Background and Aims Chronic granulomatous disease (CGD) is a rare inherited disorder with affected neutrophil “respiratory burst” due to defective NADPH-oxidase function. The most common form, X-linked CGD, is associated with disease manifestations also in female carriers. Increased susceptibility to infections is observed in females with skewed X-chromosome inactivation. Additionally, carriers have increased risk of autoimmunity. Methods We analyzed clinical manifestations, evaluated respiratory burst on neutrophils (%burst), and performed lymphocytes immunophenotyping in a cohort of 10 CGD carriers (aged 26-46 years, median = 41 years). Results Autoimmune disorders and infections observed in 3/10 and 2/10 females, correspondently. Discoid lupus, rheumatoid arthritis, systemic lupus erythematosus, and antiphospholipid syndrome were described. 6/10 were asymptomatic; 1 female has both infections and autoimmune complications. %Burst varies from 16% to 90% (median = 38.5%): 18-72% in females with autoimmunity, 18-22 with infections, and 16-90% asymptomatic. Thus, all carriers with infections have decreased %burst, but %burst decrease does not necessarily lead to infectious manifestations. %Burst correlates with the number of switched (CD19+CD27+IgD-) and non-switched (CD19+CD27+IgD+) memory B cells (r = 0.75 and 0.68, p = 0.0001 and 0.0009), DN B cells (CD19+CD27-IgD-), and CD21 low CD38 low B cells (r = -0.76, p = 0.0001). Carriers with autoimmunity have decreased NKT cells (p = 0.04) and have a tendency to increase naïve CD4 (CD4+CD45RA+CCR7+) and CD8 (CD8+CD45RA+CCR7+) T cells and RTE (CD4+CD45RA+CD31+) (statistical significance was not reached due to small sample size).

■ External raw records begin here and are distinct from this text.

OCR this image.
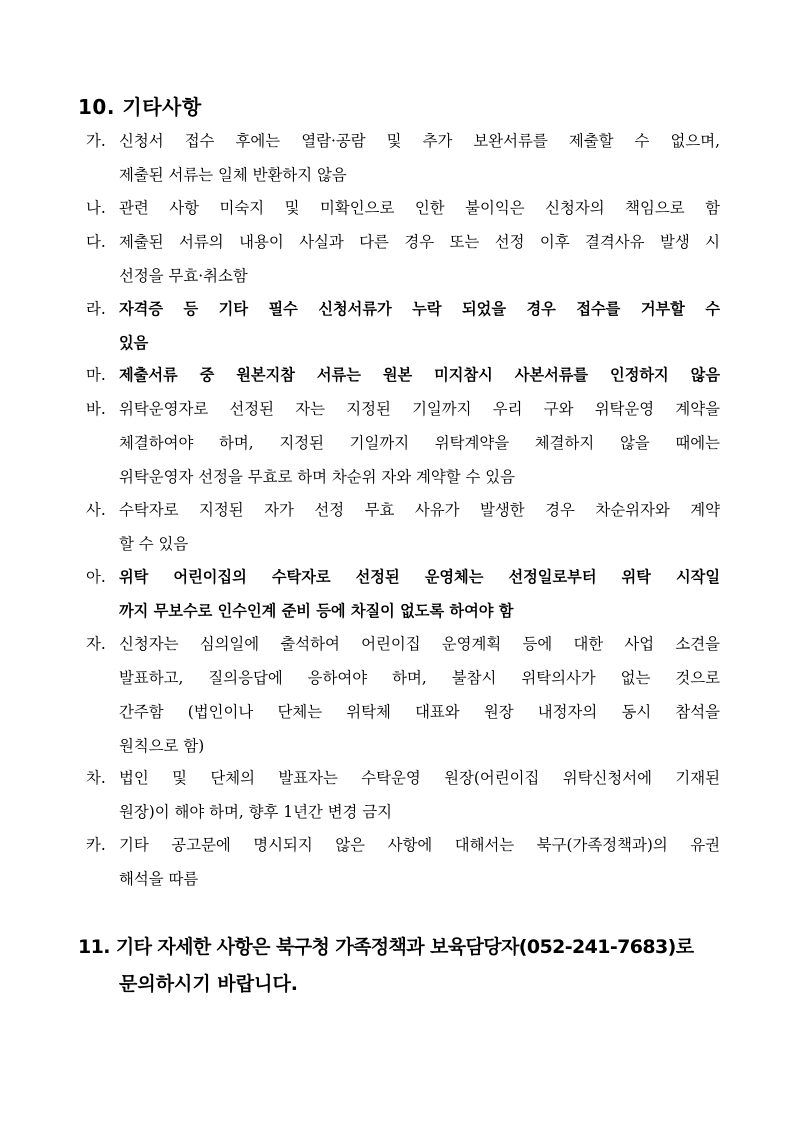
10. 기타사항
가. 신청서 접수 후에는 열람·공람 및 추가 보완서류를 제출할 수 없으며,
제출된 서류는 일체 반환하지 않음
나. 관련 사항 미숙지 및 미확인으로 인한 불이익은 신청자의 책임으로 함
다. 제출된 서류의 내용이 사실과 다른 경우 또는 선정 이후 결격사유 발생 시
선정을 무효·취소함
라. 자격증 등 기타 필수 신청서류가 누락 되었을 경우 접수를 거부할 수
있음
마. 제출서류 중 원본지참 서류는 원본 미지참시 사본서류를 인정하지 않음
바. 위탁운영자로 선정된 자는 지정된 기일까지 우리 구와 위탁운영 계약을
체결하여야 하며, 지정된 기일까지 위탁계약을 체결하지 않을 때에는
위탁운영자 선정을 무효로 하며 차순위 자와 계약할 수 있음
사. 수탁자로 지정된 자가 선정 무효 사유가 발생한 경우 차순위자와 계약
할 수 있음
아. 위탁 어린이집의 수탁자로 선정된 운영체는 선정일로부터 위탁 시작일
까지 무보수로 인수인계 준비 등에 차질이 없도록 하여야 함
자. 신청자는 심의일에 출석하여 어린이집 운영계획 등에 대한 사업 소견을
발표하고, 질의응답에 응하여야 하며, 불참시 위탁의사가 없는 것으로
간주함 (법인이나 단체는 위탁체 대표와 원장 내정자의 동시 참석을
원칙으로 함)
차. 법인 및 단체의 발표자는 수탁운영 원장(어린이집 위탁신청서에 기재된
원장)이 해야 하며, 향후 1년간 변경 금지
카. 기타 공고문에 명시되지 않은 사항에 대해서는 북구(가족정책과)의 유권
해석을 따름
11. 기타 자세한 사항은 북구청 가족정책과 보육담당자(052-241-7683)로
문의하시기 바랍니다.
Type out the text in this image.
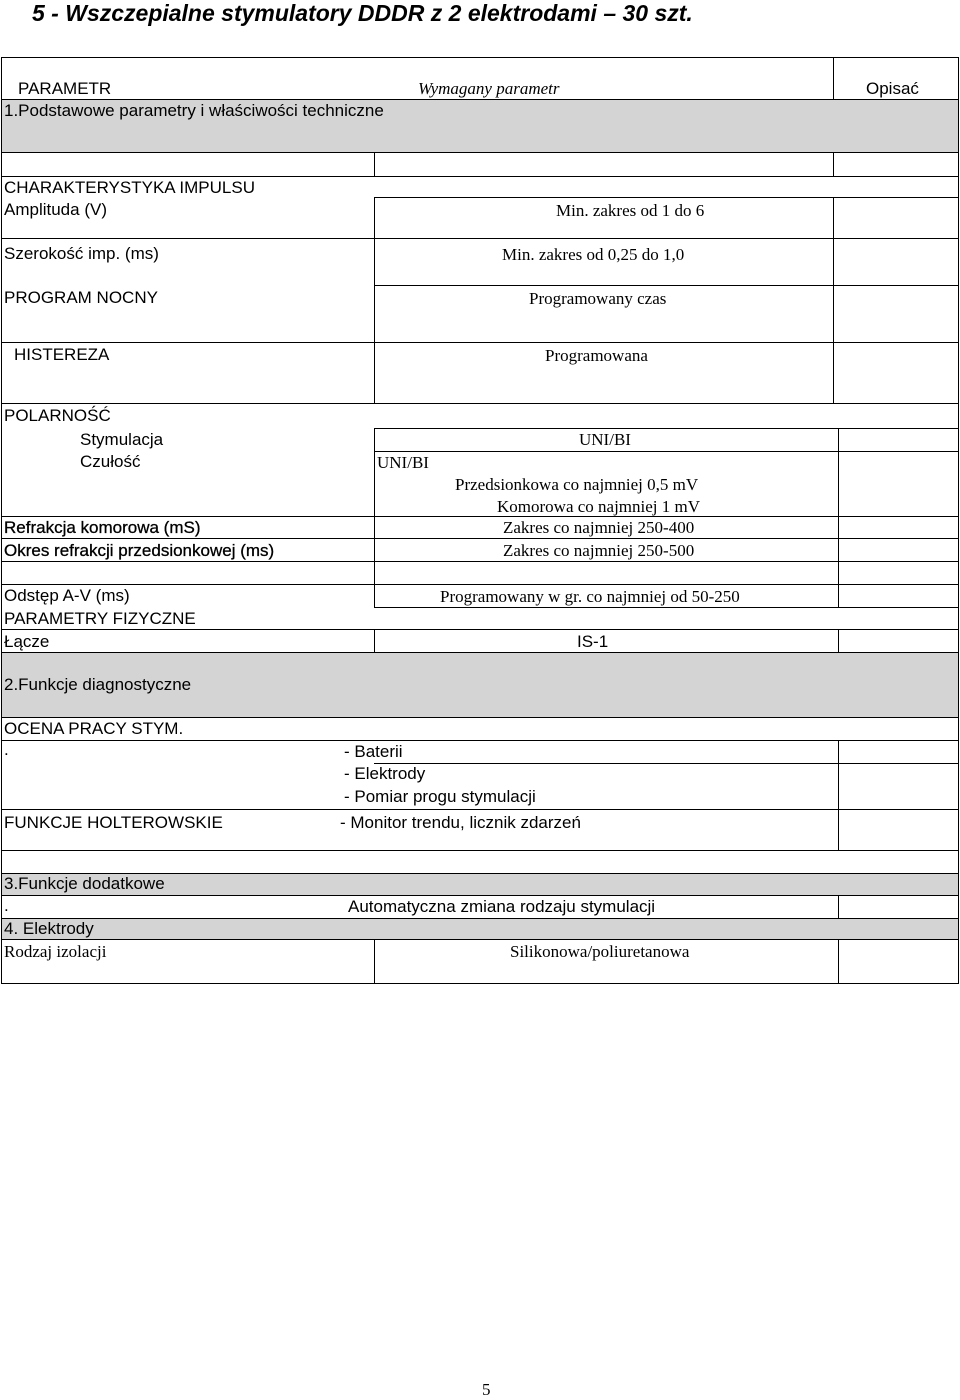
5 - Wszczepialne stymulatory DDDR z 2 elektrodami – 30 szt.
PARAMETR	Wymagany parametr	Opisać
1.Podstawowe parametry i właściwości techniczne
CHARAKTERYSTYKA IMPULSU
Amplituda (V)	Min. zakres od 1 do 6
Szerokość imp. (ms)	Min. zakres od 0,25 do 1,0
PROGRAM NOCNY	Programowany czas
HISTEREZA	Programowana
POLARNOŚĆ
Stymulacja	UNI/BI
Czułość	UNI/BI
Przedsionkowa co najmniej 0,5 mV
Komorowa co najmniej 1 mV
Refrakcja komorowa (mS)	Zakres co najmniej 250-400
Okres refrakcji przedsionkowej (ms)	Zakres co najmniej 250-500
Odstęp A-V (ms)	Programowany w gr. co najmniej od 50-250
PARAMETRY FIZYCZNE
Łącze	IS-1
2.Funkcje diagnostyczne
OCENA PRACY STYM.
.	- Baterii
- Elektrody
- Pomiar progu stymulacji
FUNKCJE HOLTEROWSKIE	- Monitor trendu, licznik zdarzeń
3.Funkcje dodatkowe
.	Automatyczna zmiana rodzaju stymulacji
4. Elektrody
Rodzaj izolacji	Silikonowa/poliuretanowa
5
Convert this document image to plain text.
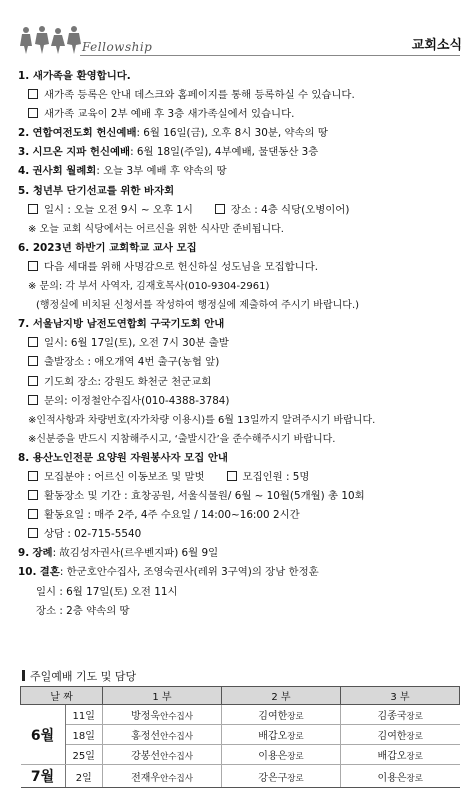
Fellowship	교회소식
1. 새가족을 환영합니다.
새가족 등록은 안내 데스크와 홈페이지를 통해 등록하실 수 있습니다.
새가족 교육이 2부 예배 후 3층 새가족실에서 있습니다.
2. 연합여전도회 헌신예배: 6월 16일(금), 오후 8시 30분, 약속의 땅
3. 시므온 지파 헌신예배: 6월 18일(주일), 4부예배, 물댄동산 3층
4. 권사회 월례회: 오늘 3부 예배 후 약속의 땅
5. 청년부 단기선교를 위한 바자회
일시 : 오늘 오전 9시 ~ 오후 1시	장소 : 4층 식당(오병이어)
※ 오늘 교회 식당에서는 어르신을 위한 식사만 준비됩니다.
6. 2023년 하반기 교회학교 교사 모집
다음 세대를 위해 사명감으로 헌신하실 성도님을 모집합니다.
※ 문의: 각 부서 사역자, 김재호목사(010-9304-2961)
(행정실에 비치된 신청서를 작성하여 행정실에 제출하여 주시기 바랍니다.)
7. 서울남지방 남전도연합회 구국기도회 안내
일시: 6월 17일(토), 오전 7시 30분 출발
출발장소 : 애오개역 4번 출구(농협 앞)
기도회 장소: 강원도 화천군 천군교회
문의: 이정철안수집사(010-4388-3784)
※인적사항과 차량번호(자가차량 이용시)를 6월 13일까지 알려주시기 바랍니다.
※신분증을 반드시 지참해주시고, ‘출발시간’을 준수해주시기 바랍니다.
8. 용산노인전문 요양원 자원봉사자 모집 안내
모집분야 : 어르신 이동보조 및 말벗	모집인원 : 5명
활동장소 및 기간 : 효창공원, 서울식물원/ 6월 ~ 10월(5개월) 총 10회
활동요일 : 매주 2주, 4주 수요일 / 14:00~16:00 2시간
상담 : 02-715-5540
9. 장례: 故김성자권사(르우벤지파) 6월 9일
10. 결혼: 한군호안수집사, 조영숙권사(레위 3구역)의 장남 한정훈
일시 : 6월 17일(토) 오전 11시
장소 : 2층 약속의 땅
주일예배 기도 및 담당
날 짜		1 부	2 부	3 부
6월	11일	방정욱안수집사	김여한장로	김종국장로
	18일	홍정선안수집사	배갑오장로	김여한장로
	25일	강봉선안수집사	이용은장로	배갑오장로
7월	2일	전재우안수집사	강은구장로	이용은장로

However, lymphocyte subsets usually associated with autoimmune disorders in PID (Tregs, activated/memory T cells, and CD21 low B cells) did not differ in carriers with autoimmunity from those in asymptomatic careers. Conclusions Increased susceptibility to infections and B-memory cells differentiation in X-CGD female carriers are concerned with a % of neutrophils with normal NADPH-oxidase function.